Morreu, ontem, aos 74 anos, em Bonito, sua Pasárgada, o jornalista Zadock Castelo Branco. Não sei se o Castelo Branco é do mesmo tronco de Carlos Castelo Branco, o Castelinho, o maior de todos os monstros sagrados do jornalismo político. Mas entre eles, provavelmente pela mesma origem, alguns traços se confundiam: estatura pequena, inquietude e raro faro jornalístico. Como Castelinho, que saiu do Piauí para virar celebridade nacional, Zadock foi celebridade em nossa província.
Mas uma celebridade pelo dom de fazer a notícia, vivenciar todas as suas instâncias até chegar aos leitores e dela extrair lições e ensinamentos.
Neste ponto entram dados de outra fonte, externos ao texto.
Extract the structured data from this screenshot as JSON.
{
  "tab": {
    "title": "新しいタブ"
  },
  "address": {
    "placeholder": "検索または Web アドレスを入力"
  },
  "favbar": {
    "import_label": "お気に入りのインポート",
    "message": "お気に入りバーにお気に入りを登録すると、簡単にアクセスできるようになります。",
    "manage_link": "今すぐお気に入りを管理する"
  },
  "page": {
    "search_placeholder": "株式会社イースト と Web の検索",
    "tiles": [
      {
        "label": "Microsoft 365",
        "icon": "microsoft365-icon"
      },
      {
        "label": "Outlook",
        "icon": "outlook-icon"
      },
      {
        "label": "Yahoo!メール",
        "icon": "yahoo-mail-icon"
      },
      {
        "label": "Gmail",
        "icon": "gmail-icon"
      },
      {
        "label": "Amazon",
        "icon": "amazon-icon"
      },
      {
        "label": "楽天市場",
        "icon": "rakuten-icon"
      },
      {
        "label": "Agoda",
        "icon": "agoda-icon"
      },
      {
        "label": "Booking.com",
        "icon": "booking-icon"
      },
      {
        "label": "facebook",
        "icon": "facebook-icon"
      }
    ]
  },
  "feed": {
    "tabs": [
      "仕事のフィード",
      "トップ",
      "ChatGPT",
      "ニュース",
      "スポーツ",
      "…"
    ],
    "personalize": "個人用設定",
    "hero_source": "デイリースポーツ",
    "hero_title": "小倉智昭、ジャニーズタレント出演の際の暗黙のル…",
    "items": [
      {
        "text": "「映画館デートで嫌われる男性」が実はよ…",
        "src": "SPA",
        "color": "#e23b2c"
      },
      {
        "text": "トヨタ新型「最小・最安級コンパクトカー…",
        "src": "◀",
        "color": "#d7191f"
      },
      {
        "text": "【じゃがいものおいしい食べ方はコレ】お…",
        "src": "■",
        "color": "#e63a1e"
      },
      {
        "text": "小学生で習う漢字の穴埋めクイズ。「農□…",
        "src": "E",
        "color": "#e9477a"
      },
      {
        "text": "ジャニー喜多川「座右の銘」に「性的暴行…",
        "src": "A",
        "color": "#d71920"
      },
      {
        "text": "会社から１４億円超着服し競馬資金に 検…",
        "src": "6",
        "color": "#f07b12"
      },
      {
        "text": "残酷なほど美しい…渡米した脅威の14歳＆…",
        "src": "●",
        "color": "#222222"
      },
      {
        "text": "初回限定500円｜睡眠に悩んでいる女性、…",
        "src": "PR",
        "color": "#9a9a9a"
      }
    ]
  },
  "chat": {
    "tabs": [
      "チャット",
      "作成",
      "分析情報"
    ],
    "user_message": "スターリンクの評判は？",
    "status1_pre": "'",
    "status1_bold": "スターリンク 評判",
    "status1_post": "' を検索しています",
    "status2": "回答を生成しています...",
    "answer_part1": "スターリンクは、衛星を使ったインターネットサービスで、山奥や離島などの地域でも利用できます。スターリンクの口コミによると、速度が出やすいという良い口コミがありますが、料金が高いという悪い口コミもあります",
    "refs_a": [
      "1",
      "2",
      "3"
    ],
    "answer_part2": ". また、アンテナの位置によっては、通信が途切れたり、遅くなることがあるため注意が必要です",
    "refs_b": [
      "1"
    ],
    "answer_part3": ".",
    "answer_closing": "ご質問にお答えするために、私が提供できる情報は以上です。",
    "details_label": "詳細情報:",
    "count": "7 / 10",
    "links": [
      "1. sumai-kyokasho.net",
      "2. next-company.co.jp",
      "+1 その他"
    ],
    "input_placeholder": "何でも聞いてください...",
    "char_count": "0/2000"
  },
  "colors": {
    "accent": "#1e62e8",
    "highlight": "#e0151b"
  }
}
Zadock conviveu com os mais importantes políticos de Pernambuco, de Moura Cavalcanti, no período da ditadura, aos mais recentes governadores, como Eduardo Campos, a quem tratava de Dudu. Fez intrigas, como todo bom repórter, mas fez sobretudo as intrigas do bem.
Zadock era capaz de aproximar políticos que pareciam irreconciliáveis. Trabalhei com ele no Diário de Pernambuco e lembro de muitos episódios assim. Certa vez, ele chegou para Miguel Arraes e disse que Joaquim Francisco, que atuava em campo oposto, brilhava os olhos diante dele quando fazia referências a ele - Arraes. Dois dias depois, Arraes e Joaquim se encontraram para quebrar o gelo - Joaquim eleito prefeito do Recife e Arraes governador. A ponte havia sido alicerçada por Zadock. Ele era assim: pacificador e conciliador.
Zadock era repórter de política, contador excepcional de causos políticos e historiador nato, memória de elefante. Fazia as grandes coberturas sem anotar uma só palavra. Decorava frases antológicas de políticos e tinha sentimentos que extravasam em seus textos, que eram um primor, com conteúdo e história. Divertido e bem-humorado, Zadock gostava de apelidar os políticos. Arraes era o mito, Joaquim, a baraúna, Moura, o coronel. Roberto Magalhães, pavio curto. Eduardo Campos, Dudu Beleza. Só me chamava de magnânimo. O jornalismo pernambucano empobrece com a morte de Zadock, que tinha outras virtudes: ninguém fazia prognósticos mais certeiros, gostava de fazer previsões nas eleições proporcionais com base no coeficiente eleitoral. Mas certa vez, enviado especial do DP a Petrolina, cometeu uma loucura.
Naquela época, com apuração manual, que durava até três dias, Petrolina contava um a um os votos de uma disputa acirrada entre Fernando Bezerra e Henrique Cruz, candidato inventado pelo então prefeito Guilherme Coelho. Na reta final, Zadock apostou nos seus prognósticos, nas somas das urnas ainda a ser apuradas, e apostou na vitória de Henrique. O jornal noticiou Henrique eleito antes da contagem final. Resultado: Fernando virou o jogo nas últimas urnas e foi eleito. Mas o jornal já havia apostado na tabulação apressada de Zadock.
Zadock tinha assim momentos de loucura, mas quem não tem também? Mas Zadock tinha em excesso o que falta hoje a muitos jornalistas das usinas de faculdade; paixão e vocação. Porque o jornalismo é uma paixão insaciável que só se pode digerir e humanizar mediante a confrontação descarnada com a realidade. Zadock tinha o orgasmo do furo, nasceu para isso e esteve o tempo todo disposto a viver só para isso. Não tinha um instante de paz, inquieto em busca dos furos. Para ele, jornalismo era como se fosse um fio, que liga as pessoas ao mundo. Existem dias em que o jornalismo registra fatos que, no futuro, serão contados nos livros - e serão guardados por gerações.
Zadock escreveu um pouco da nossa história. Quem forma em jornalismo, hoje, não quer mais fazer jornalismo. Quer virar celebridade. Zadock não era assim. Gosto dos jornalistas como ele, porque jornalista é como vinho: a capacidade se mede pelo tempo.